Start with the below code to create a partitioned data frame spread across three clusters.
clust <- new_cluster(3)
base_url <- "http://www2.stat.duke.edu/~sms185/data/bike/"
files <- c("cbs_2015.csv", "cbs_2016.csv", "cbs_2017.csv")
cluster_assign_partition(clust, file_name = str_c(base_url, files))
cluster_send(clust, cbs_data <- vroom::vroom(file_name))
cbs <- party_df(clust, "cbs_data")
Bring the three tibbles together with collect()
.
Fix the names with janitor::clean_names()
.
Add a variable year
.
Partition the tibble onto three clusters grouped by year
. Check you have Shards: 3 [3,185,906--3,757,777 rows]
.
Use lubridate::month()
, lubridate::day()
and lubridate::wday()
to parse start_date
and end_date
, and include the new variables in the tibble.
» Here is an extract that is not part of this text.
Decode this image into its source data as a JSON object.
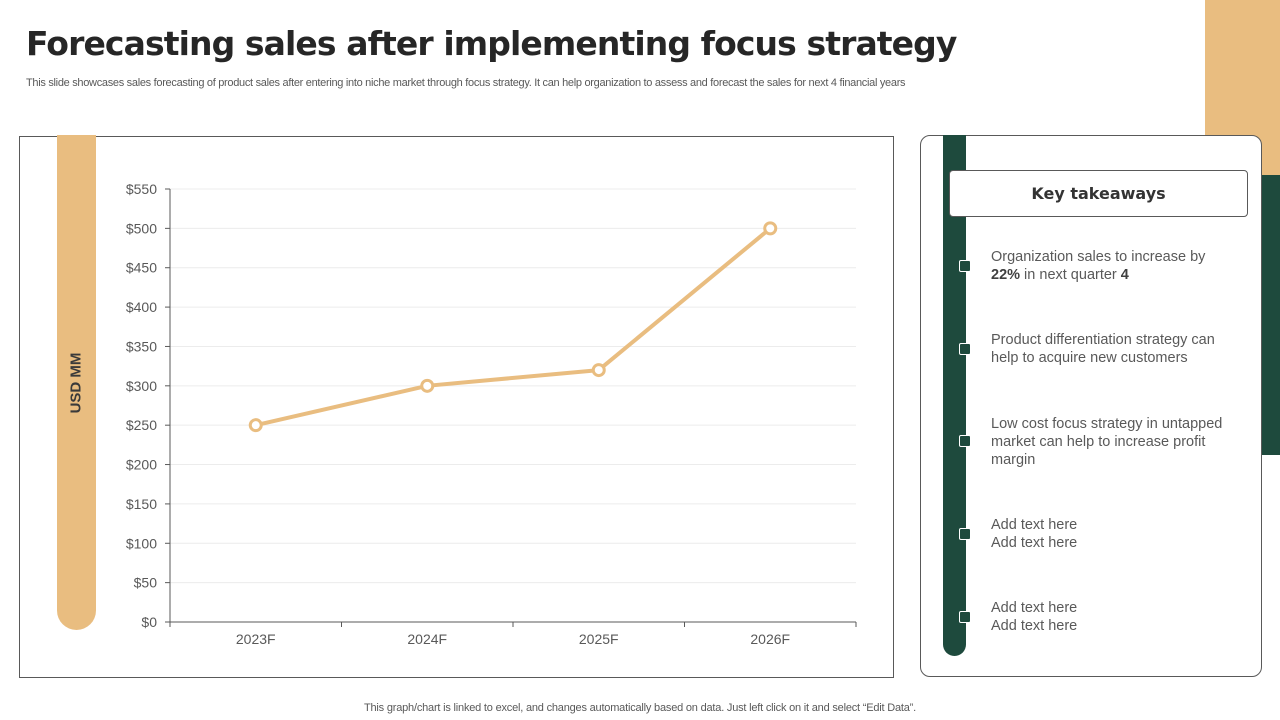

Compute the median ride duration for each year-month-wday combination; bring everything back together as an object named cbs
.
cbs <- cbs %>%
collect()
cbs <- janitor::clean_names(cbs) %>%
mutate(year = str_extract(start_date, pattern = "\\d{4}"))
clust <- new_cluster(3)
cbs_year <- cbs %>%
group_by(year) %>%
partition(clust)
cbs <- cbs_year %>%
mutate(start_month = lubridate::month(start_date),
start_day = lubridate::day(start_date),
start_wday = lubridate::wday(start_date, label = TRUE),
end_month = lubridate::month(end_date),
end_day = lubridate::day(end_date),
end_wday = lubridate::wday(end_date, label = TRUE)
) %>%
group_by(year, start_month, start_wday) %>%
summarise(med = median(duration)) %>%
collect()